Turn on the local OpenAI-compatible API server

USE 0 - 20 min

Expose your local model as an API and call it from curl

Jan can expose your local model as an OpenAI-compatible API server at http://localhost:1337. Once that server is running, any script, tool, or app that knows how to talk to the OpenAI API can talk to your local model instead — with one URL change and no real API key. This is what lets you swap a cloud API call for fully local inference in your own Python or Node projects, or wire Jan into editor extensions for private, on-machine coding assistance.
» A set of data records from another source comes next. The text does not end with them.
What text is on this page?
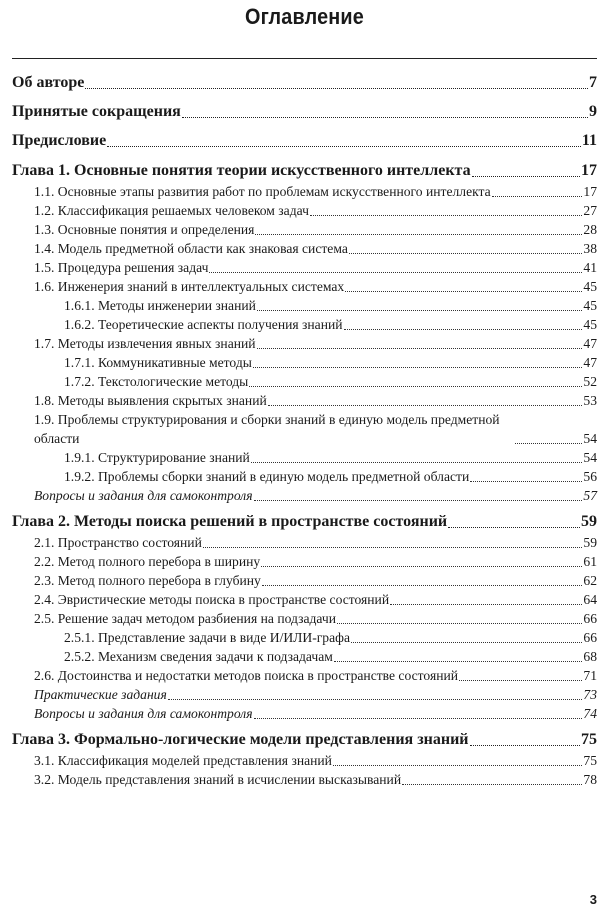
Оглавление
Об авторе	7
Принятые сокращения	9
Предисловие	11
Глава 1. Основные понятия теории искусственного интеллекта	17
1.1. Основные этапы развития работ по проблемам искусственного интеллекта	17
1.2. Классификация решаемых человеком задач	27
1.3. Основные понятия и определения	28
1.4. Модель предметной области как знаковая система	38
1.5. Процедура решения задач	41
1.6. Инженерия знаний в интеллектуальных системах	45
1.6.1. Методы инженерии знаний	45
1.6.2. Теоретические аспекты получения знаний	45
1.7. Методы извлечения явных знаний	47
1.7.1. Коммуникативные методы	47
1.7.2. Текстологические методы	52
1.8. Методы выявления скрытых знаний	53
1.9. Проблемы структурирования и сборки знаний в единую модель предметной области	54
1.9.1. Структурирование знаний	54
1.9.2. Проблемы сборки знаний в единую модель предметной области	56
Вопросы и задания для самоконтроля	57
Глава 2. Методы поиска решений в пространстве состояний	59
2.1. Пространство состояний	59
2.2. Метод полного перебора в ширину	61
2.3. Метод полного перебора в глубину	62
2.4. Эвристические методы поиска в пространстве состояний	64
2.5. Решение задач методом разбиения на подзадачи	66
2.5.1. Представление задачи в виде И/ИЛИ-графа	66
2.5.2. Механизм сведения задачи к подзадачам	68
2.6. Достоинства и недостатки методов поиска в пространстве состояний	71
Практические задания	73
Вопросы и задания для самоконтроля	74
Глава 3. Формально-логические модели представления знаний	75
3.1. Классификация моделей представления знаний	75
3.2. Модель представления знаний в исчислении высказываний	78
3
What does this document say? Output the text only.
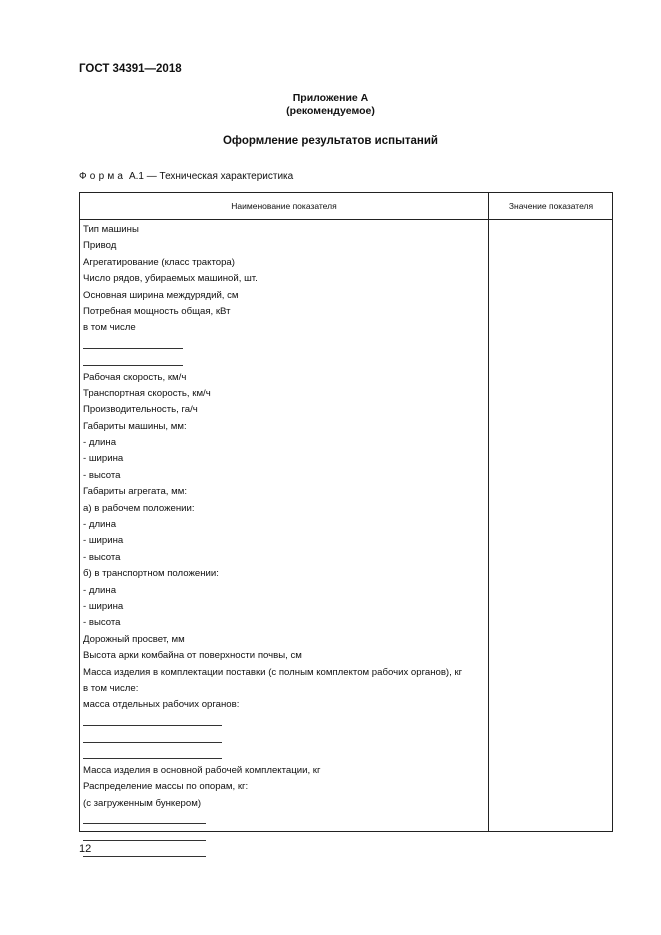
ГОСТ 34391—2018
Приложение А
(рекомендуемое)
Оформление результатов испытаний
Форма А.1 — Техническая характеристика
Наименование показателя	Значение показателя
Тип машины
Привод
Агрегатирование (класс трактора)
Число рядов, убираемых машиной, шт.
Основная ширина междурядий, см
Потребная мощность общая, кВт
в том числе
Рабочая скорость, км/ч
Транспортная скорость, км/ч
Производительность, га/ч
Габариты машины, мм:
- длина
- ширина
- высота
Габариты агрегата, мм:
а) в рабочем положении:
- длина
- ширина
- высота
б) в транспортном положении:
- длина
- ширина
- высота
Дорожный просвет, мм
Высота арки комбайна от поверхности почвы, см
Масса изделия в комплектации поставки (с полным комплектом рабочих органов), кг
в том числе:
масса отдельных рабочих органов:
Масса изделия в основной рабочей комплектации, кг
Распределение массы по опорам, кг:
(с загруженным бункером)
12
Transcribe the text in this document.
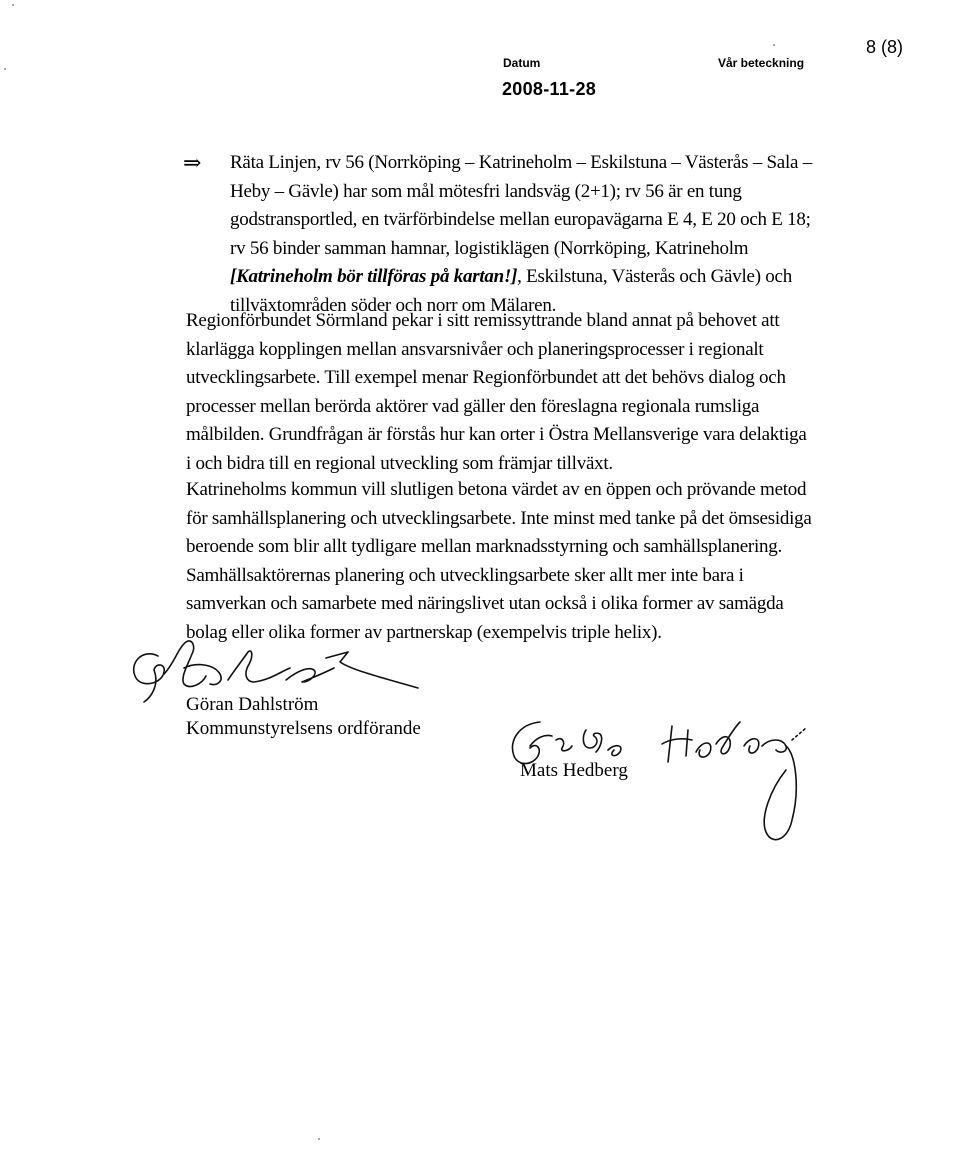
Datum	Vår beteckning
8 (8)
2008-11-28
⇒ Räta Linjen, rv 56 (Norrköping – Katrineholm – Eskilstuna – Västerås – Sala –
Heby – Gävle) har som mål mötesfri landsväg (2+1); rv 56 är en tung
godstransportled, en tvärförbindelse mellan europavägarna E 4, E 20 och E 18;
rv 56 binder samman hamnar, logistiklägen (Norrköping, Katrineholm
[Katrineholm bör tillföras på kartan!], Eskilstuna, Västerås och Gävle) och
tillväxtområden söder och norr om Mälaren.
Regionförbundet Sörmland pekar i sitt remissyttrande bland annat på behovet att
klarlägga kopplingen mellan ansvarsnivåer och planeringsprocesser i regionalt
utvecklingsarbete. Till exempel menar Regionförbundet att det behövs dialog och
processer mellan berörda aktörer vad gäller den föreslagna regionala rumsliga
målbilden. Grundfrågan är förstås hur kan orter i Östra Mellansverige vara delaktiga
i och bidra till en regional utveckling som främjar tillväxt.
Katrineholms kommun vill slutligen betona värdet av en öppen och prövande metod
för samhällsplanering och utvecklingsarbete. Inte minst med tanke på det ömsesidiga
beroende som blir allt tydligare mellan marknadsstyrning och samhällsplanering.
Samhällsaktörernas planering och utvecklingsarbete sker allt mer inte bara i
samverkan och samarbete med näringslivet utan också i olika former av samägda
bolag eller olika former av partnerskap (exempelvis triple helix).
Göran Dahlström
Kommunstyrelsens ordförande
Mats Hedberg
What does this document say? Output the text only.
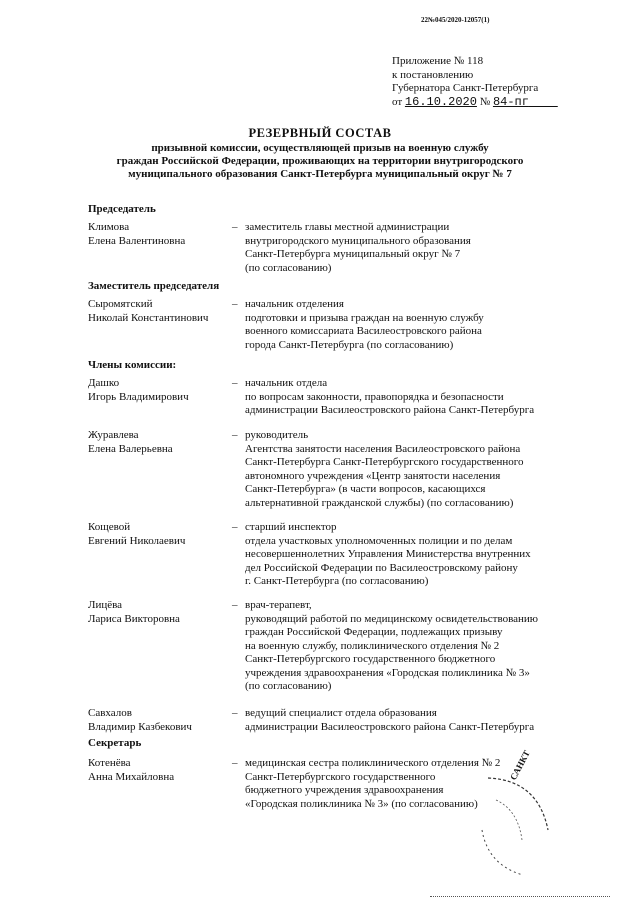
22№045/2020-12057(1)
Приложение № 118
к постановлению
Губернатора Санкт-Петербурга
от 16.10.2020 № 84-пг
РЕЗЕРВНЫЙ СОСТАВ
призывной комиссии, осуществляющей призыв на военную службу
граждан Российской Федерации, проживающих на территории внутригородского
муниципального образования Санкт-Петербурга муниципальный округ № 7
Председатель
Климова
Елена Валентиновна
– заместитель главы местной администрации
внутригородского муниципального образования
Санкт-Петербурга муниципальный округ № 7
(по согласованию)
Заместитель председателя
Сыромятский
Николай Константинович
– начальник отделения
подготовки и призыва граждан на военную службу
военного комиссариата Василеостровского района
города Санкт-Петербурга (по согласованию)
Члены комиссии:
Дашко
Игорь Владимирович
– начальник отдела
по вопросам законности, правопорядка и безопасности
администрации Василеостровского района Санкт-Петербурга
Журавлева
Елена Валерьевна
– руководитель
Агентства занятости населения Василеостровского района
Санкт-Петербурга Санкт-Петербургского государственного
автономного учреждения «Центр занятости населения
Санкт-Петербурга» (в части вопросов, касающихся
альтернативной гражданской службы) (по согласованию)
Кощевой
Евгений Николаевич
– старший инспектор
отдела участковых уполномоченных полиции и по делам
несовершеннолетних Управления Министерства внутренних
дел Российской Федерации по Василеостровскому району
г. Санкт-Петербурга (по согласованию)
Лицёва
Лариса Викторовна
– врач-терапевт,
руководящий работой по медицинскому освидетельствованию
граждан Российской Федерации, подлежащих призыву
на военную службу, поликлинического отделения № 2
Санкт-Петербургского государственного бюджетного
учреждения здравоохранения «Городская поликлиника № 3»
(по согласованию)
Савхалов
Владимир Казбекович
– ведущий специалист отдела образования
администрации Василеостровского района Санкт-Петербурга
Секретарь
Котенёва
Анна Михайловна
– медицинская сестра поликлинического отделения № 2
Санкт-Петербургского государственного
бюджетного учреждения здравоохранения
«Городская поликлиника № 3» (по согласованию)
САНКТ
  1. 1 Make sure a model is loaded in Jan (from lesson 00).
  2. 2 Enable the local API server in Jan's settings (the local API server / developer section). Confirm it is listening on http://localhost:1337.
  3. 3 Test with curl — open a terminal and run: ` curl http://localhost:1337/v1/chat/completions \ -H 'Content-Type: application/json' \ -d '{ "messages": [{"role": "user", "content": "Name three open-access genomics databases in one sentence each."}] }' ` You will see a JSON response. Set the model field to the name of the model you have loaded in Jan if your build requires it.
  4. 4 Test with Python — if you have the openai package (pip install openai), run: `python from openai import OpenAI client = OpenAI(base_url='http://localhost:1337/v1', api_key='local') response = client.chat.completions.create( model='local-model', messages=[{'role': 'user', 'content': 'Summarise the central dogma in 30 words.'}] ) print(response.choices[0].message.content) ` The api_key value can be anything — local servers ignore it. Use the model name shown in Jan for the model field.
  5. 5 Turn the server off in settings when you are done.

curl or Python returned a model-generated response from `localhost:1337`. You have a private, OpenAI-compatible endpoint running on your own machine.

BUILD 20 - 30 min

Write a one-function Python helper that wraps your local model

A reusable wrapper means you can call your local Jan model from any script with one import — the same way you would use the real OpenAI SDK.

Write a short Python function `ask_local(prompt)` that hits Jan's local server and returns the text reply. Test it with a science question.

  1. 1 Create a file local_llm.py with a function that creates an openai.OpenAI(base_url='http://localhost:1337/v1', api_key='local') client and returns response.choices[0].message.content.
  2. 2 Use the model name shown in Jan for the model argument.
  3. 3 Call it with: print(ask_local('List three bioinformatics tools for differential expression analysis.'))
  4. 4 Confirm the reply is correct and the response time is acceptable for your hardware.
Deliverable

A working `local_llm.py` file with the `ask_local` function and one test output.